Through Adam, all are born with a sin nature, a predisposition to commit sin. Jesus was born without a sin nature because that’s the way God created Him — sinless from conception. The child in the womb of Mary was untouched by sin because that was God’s purpose. He was a holy offspring, as the angel said to Mary, “The holy child shall be called the Son of God” (Luke 1:35).
The title Son of God refers to the eternal relationship between the First and Second Persons of the Trinity. Jesus is God's Son, not Joseph’s Son. He is the Son of God with all that this implies in terms of His nature, His essence. Jesus Christ was God in human flesh. Jesus also is the Son of Mary, conceived by the Holy Spirit but nurtured in Mary’s womb.

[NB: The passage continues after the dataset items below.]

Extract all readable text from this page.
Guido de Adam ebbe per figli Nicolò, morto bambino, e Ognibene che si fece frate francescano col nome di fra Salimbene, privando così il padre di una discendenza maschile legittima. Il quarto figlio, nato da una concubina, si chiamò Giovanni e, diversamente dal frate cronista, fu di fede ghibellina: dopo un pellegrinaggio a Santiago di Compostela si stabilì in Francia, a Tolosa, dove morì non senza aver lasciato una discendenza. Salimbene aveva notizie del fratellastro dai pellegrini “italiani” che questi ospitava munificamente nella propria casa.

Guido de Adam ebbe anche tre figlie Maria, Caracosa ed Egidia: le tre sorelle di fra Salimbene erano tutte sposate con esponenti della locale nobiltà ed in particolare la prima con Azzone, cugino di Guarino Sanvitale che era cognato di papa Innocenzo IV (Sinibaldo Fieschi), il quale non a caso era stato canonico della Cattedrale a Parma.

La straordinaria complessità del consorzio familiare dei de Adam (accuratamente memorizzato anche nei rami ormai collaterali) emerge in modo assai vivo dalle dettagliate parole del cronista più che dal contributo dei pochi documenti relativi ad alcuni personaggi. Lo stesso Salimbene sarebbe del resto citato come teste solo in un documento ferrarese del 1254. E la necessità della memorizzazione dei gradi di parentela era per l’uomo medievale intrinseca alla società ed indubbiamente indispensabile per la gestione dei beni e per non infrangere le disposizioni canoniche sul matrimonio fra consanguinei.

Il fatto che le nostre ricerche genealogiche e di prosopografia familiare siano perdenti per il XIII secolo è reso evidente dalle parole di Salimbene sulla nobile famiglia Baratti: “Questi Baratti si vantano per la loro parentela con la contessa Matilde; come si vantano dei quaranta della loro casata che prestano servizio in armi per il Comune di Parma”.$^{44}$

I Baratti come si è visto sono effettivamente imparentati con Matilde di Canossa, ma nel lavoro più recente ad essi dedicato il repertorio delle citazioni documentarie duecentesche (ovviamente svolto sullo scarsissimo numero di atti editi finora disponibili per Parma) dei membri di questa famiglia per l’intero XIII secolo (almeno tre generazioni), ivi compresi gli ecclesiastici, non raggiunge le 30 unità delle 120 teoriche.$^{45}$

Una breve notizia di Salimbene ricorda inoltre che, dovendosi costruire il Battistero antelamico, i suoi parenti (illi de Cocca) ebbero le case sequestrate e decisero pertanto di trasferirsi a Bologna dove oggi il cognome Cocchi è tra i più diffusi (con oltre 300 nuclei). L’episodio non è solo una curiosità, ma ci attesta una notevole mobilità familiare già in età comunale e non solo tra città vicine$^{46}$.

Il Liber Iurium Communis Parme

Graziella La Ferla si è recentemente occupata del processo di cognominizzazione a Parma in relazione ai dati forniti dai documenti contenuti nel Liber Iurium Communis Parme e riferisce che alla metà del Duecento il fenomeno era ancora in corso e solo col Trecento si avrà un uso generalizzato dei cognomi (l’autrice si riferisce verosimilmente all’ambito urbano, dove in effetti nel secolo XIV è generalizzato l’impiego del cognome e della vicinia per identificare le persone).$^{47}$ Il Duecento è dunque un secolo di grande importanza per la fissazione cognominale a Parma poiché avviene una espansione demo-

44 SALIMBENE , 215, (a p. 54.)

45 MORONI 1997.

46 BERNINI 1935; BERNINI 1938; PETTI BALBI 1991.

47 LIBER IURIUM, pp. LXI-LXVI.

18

Because He is the Son of God, eternal Second Person of the Trinity, Jesus is Immanuel, God with us. The angel said to Joseph, “Behold, the virgin shall be with child and shall call His name Immanuel, which translated means, ‘God with us,’” (Matt. 1:23).
God had always dwelt in the midst of His covenant people, covering them in the wilderness with His glory cloud by day and His glory fire by night. He placed His glory in the tabernacle and in the temple. But in the birth of Jesus, God came to dwell among us in a special way. He was the revelation of the Father’s glory, God spreading His glorious tabernacle among us in human form.

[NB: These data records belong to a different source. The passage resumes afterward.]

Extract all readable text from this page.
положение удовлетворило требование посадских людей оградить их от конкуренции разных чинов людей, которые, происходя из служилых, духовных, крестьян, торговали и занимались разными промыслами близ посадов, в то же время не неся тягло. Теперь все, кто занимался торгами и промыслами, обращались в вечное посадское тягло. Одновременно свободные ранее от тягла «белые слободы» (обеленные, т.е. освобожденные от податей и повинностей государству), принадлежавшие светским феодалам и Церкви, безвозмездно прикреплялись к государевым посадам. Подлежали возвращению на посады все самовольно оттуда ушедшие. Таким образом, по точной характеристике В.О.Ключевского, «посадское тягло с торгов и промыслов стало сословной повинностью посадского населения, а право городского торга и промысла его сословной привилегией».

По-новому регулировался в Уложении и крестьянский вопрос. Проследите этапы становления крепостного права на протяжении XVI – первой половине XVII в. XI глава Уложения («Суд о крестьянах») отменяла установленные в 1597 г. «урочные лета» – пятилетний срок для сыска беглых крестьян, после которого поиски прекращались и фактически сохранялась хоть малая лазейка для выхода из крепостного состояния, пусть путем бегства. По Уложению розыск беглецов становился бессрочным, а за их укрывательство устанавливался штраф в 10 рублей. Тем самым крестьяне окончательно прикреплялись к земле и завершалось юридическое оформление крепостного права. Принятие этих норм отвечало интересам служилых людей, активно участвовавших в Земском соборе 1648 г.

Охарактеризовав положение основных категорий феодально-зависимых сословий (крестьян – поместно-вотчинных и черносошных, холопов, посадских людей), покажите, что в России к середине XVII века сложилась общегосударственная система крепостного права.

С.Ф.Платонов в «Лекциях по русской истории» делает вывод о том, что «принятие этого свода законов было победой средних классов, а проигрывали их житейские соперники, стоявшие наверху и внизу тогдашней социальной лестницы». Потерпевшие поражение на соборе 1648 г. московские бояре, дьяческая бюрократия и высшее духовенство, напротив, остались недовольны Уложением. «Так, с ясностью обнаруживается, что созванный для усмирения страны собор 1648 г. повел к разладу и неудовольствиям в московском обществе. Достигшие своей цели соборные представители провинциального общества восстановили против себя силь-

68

The word tabernacle, mishkan, means dwelling, habitation. Mishkan is derived from shakan which means to abide. Shekinah, the glorious presence of God, is derived from shakan. The shekinah glory of God encompassed Mary, conceiving in her womb the Son of God, Immanuel, who is the revelation of the glory of God dwelling among us.
“And the Word became flesh and dwelt among us and we saw His glory, glory as of the only begotten from the Father, full of grace and truth,” (John 1:14).

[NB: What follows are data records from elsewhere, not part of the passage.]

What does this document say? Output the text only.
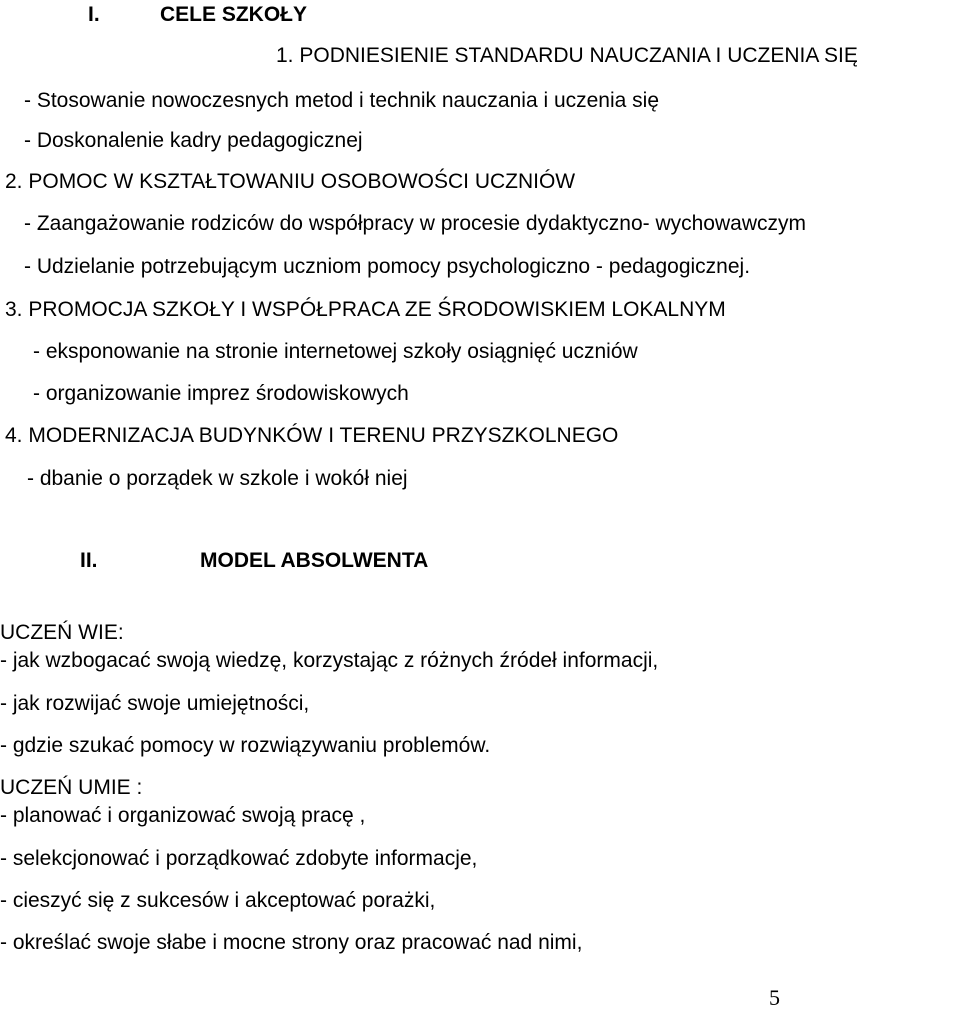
I.	CELE SZKOŁY
1. PODNIESIENIE STANDARDU NAUCZANIA I UCZENIA SIĘ
- Stosowanie nowoczesnych metod i technik nauczania i uczenia się
- Doskonalenie kadry pedagogicznej
2. POMOC W KSZTAŁTOWANIU OSOBOWOŚCI UCZNIÓW
- Zaangażowanie rodziców do współpracy w procesie dydaktyczno- wychowawczym
- Udzielanie potrzebującym uczniom pomocy psychologiczno - pedagogicznej.
3. PROMOCJA SZKOŁY I WSPÓŁPRACA ZE ŚRODOWISKIEM LOKALNYM
- eksponowanie na stronie internetowej szkoły osiągnięć uczniów
- organizowanie imprez środowiskowych
4. MODERNIZACJA BUDYNKÓW I TERENU PRZYSZKOLNEGO
- dbanie o porządek w szkole i wokół niej
II.	MODEL ABSOLWENTA
UCZEŃ WIE:
- jak wzbogacać swoją wiedzę, korzystając z różnych źródeł informacji,
- jak rozwijać swoje umiejętności,
- gdzie szukać pomocy w rozwiązywaniu problemów.
UCZEŃ UMIE :
- planować i organizować swoją pracę ,
- selekcjonować i porządkować zdobyte informacje,
- cieszyć się z sukcesów i akceptować porażki,
- określać swoje słabe i mocne strony oraz pracować nad nimi,
5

“God, after He spoke long ago to the fathers in the prophets in many portions and in many ways, in these last days has spoken to us in His Son, whom He appointed heir of all things, through whom also He made the world. And He is the radiance of His glory and the exact representation of His nature,” (Hebr. 1:1-3a).
The shekinah glory of God tabernacled over Mary,
conceived in Mary the shekinah glory of God,
birthed through Mary the shekinah glory of God,
that we might behold the shekinah glory of God
among us, abiding with us, in human form.
1. Name one Old Testament promise of God regarding the Messiah and its fulfillment in the birth of Jesus.
2. Why did Jesus need to be fully human and fully divine?